Network Address Translation (NAT)
Lync Server 2013 does not support the use of network address translation (NAT) on the internal interface of the Edge Server, but it does support placing the external interface of the Access Edge service, Web Conferencing Edge service, and A/V Edge service behind a router or firewall that performs network address translation (NAT) for both single and scaled consolidated Edge Server topologies. Multiple Edge Servers behind a hardware load balancer cannot use NAT. If multiple Edge Servers use NAT on their external interfaces, Domain Name System (DNS) load balancing is required. In turn, using DNS load balancing allows you to reduce the number of public IP addresses per Edge Server in an Edge Server pool. For details, seePlanning for external user access in Lync Server 2013.

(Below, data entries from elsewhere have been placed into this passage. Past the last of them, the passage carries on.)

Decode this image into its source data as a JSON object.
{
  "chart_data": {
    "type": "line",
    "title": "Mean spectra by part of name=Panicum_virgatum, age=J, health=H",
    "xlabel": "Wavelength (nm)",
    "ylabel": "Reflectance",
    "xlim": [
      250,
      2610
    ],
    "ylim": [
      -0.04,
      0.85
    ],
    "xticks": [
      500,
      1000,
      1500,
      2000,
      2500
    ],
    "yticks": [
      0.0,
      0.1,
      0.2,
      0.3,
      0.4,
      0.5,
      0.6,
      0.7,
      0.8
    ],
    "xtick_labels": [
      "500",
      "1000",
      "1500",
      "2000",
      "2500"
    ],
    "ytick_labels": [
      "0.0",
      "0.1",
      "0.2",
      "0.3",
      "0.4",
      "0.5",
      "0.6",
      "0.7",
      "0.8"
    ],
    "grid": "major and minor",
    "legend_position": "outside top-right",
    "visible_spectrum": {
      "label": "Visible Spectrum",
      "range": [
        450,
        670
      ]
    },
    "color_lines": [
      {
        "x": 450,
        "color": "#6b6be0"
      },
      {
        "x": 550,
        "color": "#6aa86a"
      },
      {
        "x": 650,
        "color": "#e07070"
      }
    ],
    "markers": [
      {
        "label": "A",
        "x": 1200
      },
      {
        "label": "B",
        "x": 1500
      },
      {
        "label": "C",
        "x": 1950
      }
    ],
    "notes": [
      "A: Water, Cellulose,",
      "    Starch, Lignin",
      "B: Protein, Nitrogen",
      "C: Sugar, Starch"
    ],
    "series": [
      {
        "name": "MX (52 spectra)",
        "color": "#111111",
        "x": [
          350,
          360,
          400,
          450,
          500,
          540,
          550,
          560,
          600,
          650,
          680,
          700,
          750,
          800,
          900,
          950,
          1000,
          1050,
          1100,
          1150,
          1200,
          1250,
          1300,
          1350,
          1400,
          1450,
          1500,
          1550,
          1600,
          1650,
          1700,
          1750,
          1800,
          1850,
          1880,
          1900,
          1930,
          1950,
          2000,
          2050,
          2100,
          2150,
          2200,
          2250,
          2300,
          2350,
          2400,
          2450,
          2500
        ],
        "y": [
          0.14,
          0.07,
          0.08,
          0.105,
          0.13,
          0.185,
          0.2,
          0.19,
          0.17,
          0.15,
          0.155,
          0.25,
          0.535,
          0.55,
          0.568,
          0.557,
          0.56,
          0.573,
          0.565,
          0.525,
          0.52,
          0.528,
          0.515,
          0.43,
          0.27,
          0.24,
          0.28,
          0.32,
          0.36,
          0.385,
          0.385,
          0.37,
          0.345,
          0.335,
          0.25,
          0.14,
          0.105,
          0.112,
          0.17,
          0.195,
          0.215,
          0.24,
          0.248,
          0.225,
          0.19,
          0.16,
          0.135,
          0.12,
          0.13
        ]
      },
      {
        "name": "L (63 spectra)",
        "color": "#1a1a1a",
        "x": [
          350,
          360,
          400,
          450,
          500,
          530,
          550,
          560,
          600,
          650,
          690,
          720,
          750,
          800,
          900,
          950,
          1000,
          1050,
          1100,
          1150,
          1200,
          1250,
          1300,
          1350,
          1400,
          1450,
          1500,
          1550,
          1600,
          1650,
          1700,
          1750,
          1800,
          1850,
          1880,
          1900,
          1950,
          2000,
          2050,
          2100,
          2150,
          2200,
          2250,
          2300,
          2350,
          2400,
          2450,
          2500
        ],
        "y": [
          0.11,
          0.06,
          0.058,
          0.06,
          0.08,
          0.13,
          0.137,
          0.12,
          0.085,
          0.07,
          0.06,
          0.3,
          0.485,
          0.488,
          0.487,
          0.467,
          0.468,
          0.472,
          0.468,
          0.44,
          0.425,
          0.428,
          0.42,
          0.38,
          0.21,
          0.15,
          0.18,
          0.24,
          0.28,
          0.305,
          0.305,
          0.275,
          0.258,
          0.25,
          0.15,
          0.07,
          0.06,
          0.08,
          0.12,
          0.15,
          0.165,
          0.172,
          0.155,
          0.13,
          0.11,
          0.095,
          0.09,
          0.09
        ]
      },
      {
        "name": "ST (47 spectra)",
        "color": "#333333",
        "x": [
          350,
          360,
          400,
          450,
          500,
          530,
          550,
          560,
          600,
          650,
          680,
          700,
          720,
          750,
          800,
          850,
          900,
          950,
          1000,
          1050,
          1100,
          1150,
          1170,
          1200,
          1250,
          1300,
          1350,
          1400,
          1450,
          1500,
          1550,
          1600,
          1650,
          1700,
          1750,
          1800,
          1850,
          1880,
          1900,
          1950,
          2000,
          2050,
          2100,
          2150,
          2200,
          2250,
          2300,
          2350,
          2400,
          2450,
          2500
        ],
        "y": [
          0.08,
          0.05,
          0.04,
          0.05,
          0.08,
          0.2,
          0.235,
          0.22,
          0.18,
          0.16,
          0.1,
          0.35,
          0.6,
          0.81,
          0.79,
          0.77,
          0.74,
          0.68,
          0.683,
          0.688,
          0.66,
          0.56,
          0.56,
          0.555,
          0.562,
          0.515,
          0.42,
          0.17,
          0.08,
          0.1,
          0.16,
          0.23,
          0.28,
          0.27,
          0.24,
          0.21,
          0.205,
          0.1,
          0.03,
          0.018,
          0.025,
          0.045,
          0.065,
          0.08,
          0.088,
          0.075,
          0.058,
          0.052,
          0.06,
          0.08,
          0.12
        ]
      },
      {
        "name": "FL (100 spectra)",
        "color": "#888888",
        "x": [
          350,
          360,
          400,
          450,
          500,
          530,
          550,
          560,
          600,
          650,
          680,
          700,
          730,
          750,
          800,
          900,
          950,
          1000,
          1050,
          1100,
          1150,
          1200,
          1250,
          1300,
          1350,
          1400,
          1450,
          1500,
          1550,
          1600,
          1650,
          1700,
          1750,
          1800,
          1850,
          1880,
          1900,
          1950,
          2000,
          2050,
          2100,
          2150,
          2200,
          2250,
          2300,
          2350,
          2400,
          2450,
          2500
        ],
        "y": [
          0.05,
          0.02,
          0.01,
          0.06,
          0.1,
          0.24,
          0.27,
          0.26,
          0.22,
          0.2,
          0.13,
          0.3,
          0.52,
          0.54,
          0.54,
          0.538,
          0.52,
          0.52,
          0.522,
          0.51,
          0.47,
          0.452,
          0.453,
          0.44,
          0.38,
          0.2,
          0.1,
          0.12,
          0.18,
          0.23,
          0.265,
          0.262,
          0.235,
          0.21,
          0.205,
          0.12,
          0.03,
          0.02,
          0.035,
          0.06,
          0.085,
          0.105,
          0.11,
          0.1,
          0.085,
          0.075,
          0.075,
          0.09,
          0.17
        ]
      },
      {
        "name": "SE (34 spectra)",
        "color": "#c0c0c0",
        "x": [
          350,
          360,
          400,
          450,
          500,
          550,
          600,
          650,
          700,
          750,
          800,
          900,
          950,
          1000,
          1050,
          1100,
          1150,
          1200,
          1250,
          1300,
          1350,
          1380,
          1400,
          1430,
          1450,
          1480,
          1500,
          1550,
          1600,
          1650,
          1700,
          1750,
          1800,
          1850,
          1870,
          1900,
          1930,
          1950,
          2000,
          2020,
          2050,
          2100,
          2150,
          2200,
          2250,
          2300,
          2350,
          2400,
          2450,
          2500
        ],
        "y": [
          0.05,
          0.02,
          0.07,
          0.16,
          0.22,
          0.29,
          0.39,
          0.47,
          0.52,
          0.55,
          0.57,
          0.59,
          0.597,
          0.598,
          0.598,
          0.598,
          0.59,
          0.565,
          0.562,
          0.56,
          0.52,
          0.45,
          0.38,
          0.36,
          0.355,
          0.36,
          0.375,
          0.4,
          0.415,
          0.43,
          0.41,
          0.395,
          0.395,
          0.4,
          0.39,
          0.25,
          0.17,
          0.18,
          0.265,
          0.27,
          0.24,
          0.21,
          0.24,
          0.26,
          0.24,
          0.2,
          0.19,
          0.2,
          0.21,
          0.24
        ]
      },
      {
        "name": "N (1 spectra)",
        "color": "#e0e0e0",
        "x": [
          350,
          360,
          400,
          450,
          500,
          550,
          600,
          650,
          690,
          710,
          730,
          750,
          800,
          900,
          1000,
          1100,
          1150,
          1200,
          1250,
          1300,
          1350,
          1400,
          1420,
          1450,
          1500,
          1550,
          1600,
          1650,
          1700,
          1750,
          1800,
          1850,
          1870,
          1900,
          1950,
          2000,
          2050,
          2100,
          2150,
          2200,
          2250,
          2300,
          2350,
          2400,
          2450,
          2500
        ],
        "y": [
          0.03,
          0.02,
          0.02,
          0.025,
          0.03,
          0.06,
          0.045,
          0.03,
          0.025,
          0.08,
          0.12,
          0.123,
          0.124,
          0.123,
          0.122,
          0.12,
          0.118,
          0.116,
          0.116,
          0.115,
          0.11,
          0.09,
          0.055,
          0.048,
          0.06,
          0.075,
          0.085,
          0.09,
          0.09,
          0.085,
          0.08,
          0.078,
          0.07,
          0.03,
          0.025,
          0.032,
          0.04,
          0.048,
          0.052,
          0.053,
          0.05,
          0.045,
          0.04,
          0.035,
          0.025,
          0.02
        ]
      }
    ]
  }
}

If you federate with enterprises that have a Microsoft Office Communications Server 2007 deployment and you need to use audio/video between your enterprise and the federated enterprise, the port requirements will be those for the older version of the Edge Servers that are deployed. For example, the port ranges required for those older versions must be opened for both enterprises until the federated partner upgrades its Edge Servers to Lync Server 2013. At that time, the port requirements can be reviewed and reduced according to the new configuration.
Simplified Certificates for Edge Servers
The Deployment Wizard can automatically populate subject names (SNs) and subject alternative names (SANs), reducing the possibility of including unnecessary and potentially unsecure entries.
Trustworthy Computing Security Development Lifecycle (SDL)
Lync Server 2013 is designed and developed in compliance with the Microsoft Trustworthy Computing Security Development Lifecycle (SDL), which is described at http://go.microsoft.com/fwlink/?linkid=68761.
Trustworthy by Design The first step in creating a more secure unified communications system was to design threat models and test each feature as it was designed. In addition, Microsoft performs testing outside of the designed behavior in order to find security vulnerabilities resulting from unexpected product behavior. Multiple security-related improvements were built into the coding process and practices. Build-time tools detect buffer overruns and other potential security threats before the code is checked in to the final product. Of course, it is impossible to design against all unknown security threats. No system can guarantee complete security. However, because product development embraced secure design principles from the start, Lync Server 2013 incorporates industry standard security technologies as a fundamental part of its architecture.
Trustworthy by Default By default, network communications in Lync Server 2013 are encrypted. Because all servers use certificates and Kerberos authentication, TLS, Secure Real-Time Transport Protocol (SRTP), and other industry-standard encryption techniques, including 128-bit Advanced Encryption Standard (AES) encryption, virtually all Lync Server data is protected on the network. In addition, role-based access control makes it possible to deploy servers running Lync Server 2013 so that each server role runs only the services, and has only the permissions related to those services, that are appropriate for the server role.
Trustworthy by Deployment All Lync Server 2013 documentation includes best practices and recommendations to help you determine and configure the optimal security levels for your deployment and assess the security risks of activating non-default options.